Senin, 9 Desember 2019

Pemanfaatan Air Waduk Jatiluhur Tak Sesuai Rencana

- 24 Juni 2019, 20:08 WIB
WADUK Jatiluhur. Air waduk dimanfaatkan tak sesuai rencana.*/ HILMI ABDUL HALIM/PR

PURWAKARTA, (PR).- Pemanfaatan air Waduk Jatiluhur untuk irigasi, air baku konsumsi, dan industri kerap tidak sesuai rencana. Akibatnya, air tidak dapat dimanfaatkan secara efisien bahkan banyak yang terbuang begitu saja.

Direktur Operasional dan Pengembangan Perum Jasa Tirta II Antonius Aris mencontohkan pemanfaatan air untuk irigasi. "Sering kali -- bahkan sampai tahun kemarin -- antara rencana tanam itu lima (golongan) aktualisasinya bisa 12-13 golongan," katanya, Senin 24 Juni 2019.

Perum Jasa Tirta II selaku pengelola bendungan tersebut meminta pemangku kebijakan terkait meningkatkan pengaturan pemanfaatan air. Terutama, pemanfaatan untuk irigasi lahan pertanian yang mencapai 90 persen.

Dengan adanya perubahan pola tanam pertanian, PJT II mengaku kesulitan untuk melakukan pengeringan saluran untuk perawatan. "Kami harapkan terutama dari sektor irigasi bisa sesuai dengan rencana tanam. Supaya airnya cukup unyuk semua," kata Antonius.

Selain itu, air dari Waduk Jatiluhur juga dibutuhkan oleh masyarakat di sejumlah daerah padat penduduk seperti Jakarta, Karawang, Bekasi.

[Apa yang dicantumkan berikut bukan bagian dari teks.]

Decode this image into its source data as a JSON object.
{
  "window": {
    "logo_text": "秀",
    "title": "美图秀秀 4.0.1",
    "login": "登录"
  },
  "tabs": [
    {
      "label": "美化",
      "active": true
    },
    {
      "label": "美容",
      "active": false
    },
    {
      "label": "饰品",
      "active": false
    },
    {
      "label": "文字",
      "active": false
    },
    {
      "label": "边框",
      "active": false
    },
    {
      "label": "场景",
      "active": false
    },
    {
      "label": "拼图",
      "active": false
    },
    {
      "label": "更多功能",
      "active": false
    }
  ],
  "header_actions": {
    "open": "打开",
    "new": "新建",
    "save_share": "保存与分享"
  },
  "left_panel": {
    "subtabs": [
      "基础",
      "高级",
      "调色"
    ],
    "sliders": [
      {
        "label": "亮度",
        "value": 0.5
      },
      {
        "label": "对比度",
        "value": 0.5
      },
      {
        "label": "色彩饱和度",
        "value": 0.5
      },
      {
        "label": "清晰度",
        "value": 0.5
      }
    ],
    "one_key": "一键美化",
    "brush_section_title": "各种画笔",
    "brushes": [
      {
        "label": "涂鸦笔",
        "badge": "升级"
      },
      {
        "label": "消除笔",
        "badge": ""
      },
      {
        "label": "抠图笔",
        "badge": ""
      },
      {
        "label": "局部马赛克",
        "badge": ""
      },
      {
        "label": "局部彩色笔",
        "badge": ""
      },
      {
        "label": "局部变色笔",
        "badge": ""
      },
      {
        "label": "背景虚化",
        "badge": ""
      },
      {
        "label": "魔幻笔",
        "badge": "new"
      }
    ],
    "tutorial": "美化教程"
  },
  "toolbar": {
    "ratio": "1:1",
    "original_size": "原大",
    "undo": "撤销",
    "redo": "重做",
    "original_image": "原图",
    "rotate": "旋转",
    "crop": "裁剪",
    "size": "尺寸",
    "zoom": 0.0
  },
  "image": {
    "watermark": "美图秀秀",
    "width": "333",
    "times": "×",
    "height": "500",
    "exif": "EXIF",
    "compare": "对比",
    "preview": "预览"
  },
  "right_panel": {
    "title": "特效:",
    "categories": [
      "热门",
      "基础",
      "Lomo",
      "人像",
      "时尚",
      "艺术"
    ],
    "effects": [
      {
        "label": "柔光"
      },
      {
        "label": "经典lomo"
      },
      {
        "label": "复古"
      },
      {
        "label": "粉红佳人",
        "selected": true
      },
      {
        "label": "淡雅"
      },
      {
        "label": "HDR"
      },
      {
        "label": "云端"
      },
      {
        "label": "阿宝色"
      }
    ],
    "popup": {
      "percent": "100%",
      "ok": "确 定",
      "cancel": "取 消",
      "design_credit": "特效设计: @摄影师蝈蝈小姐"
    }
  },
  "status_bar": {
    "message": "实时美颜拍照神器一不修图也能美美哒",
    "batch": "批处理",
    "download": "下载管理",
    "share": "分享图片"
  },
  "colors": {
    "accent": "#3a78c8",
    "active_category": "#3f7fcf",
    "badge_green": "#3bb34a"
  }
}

Air dari bendungan tersebut digunakan untuk air baku perusahaan pengolahan air minum sebanyak 80-100 persen.

Untuk mempertahankan suplai air sesuai kebutuhan di daerah-daerah tersebut, Antonius menyarankan setiap daerah memiliki reservoir. "Reservoir itu penampungan air yang cukup untuk backup kota tersebut untuk PDAM dan MCK-nya," katanya.

Menurut informasi dari PDAM di Jakarta, reservoar mereka yang awalnya bisa menampung untuk kebutuhan selama dua hari, kini sudah habis dalam hitungan jam. Hal itu diduga karena peningkatan konsumsi air oleh masyarakat.

Saat ini, pengelola Waduk Jatiluhur memastikan suplai air untuk seluruh sektor masih normal. "Rata-rata di bulan ini 170-an meter kubik per detik. Tahun lalu kondisinya di bawah tahun ini sehingga di bawah pengaturannya jadi lebih ketat," ujar Antonius.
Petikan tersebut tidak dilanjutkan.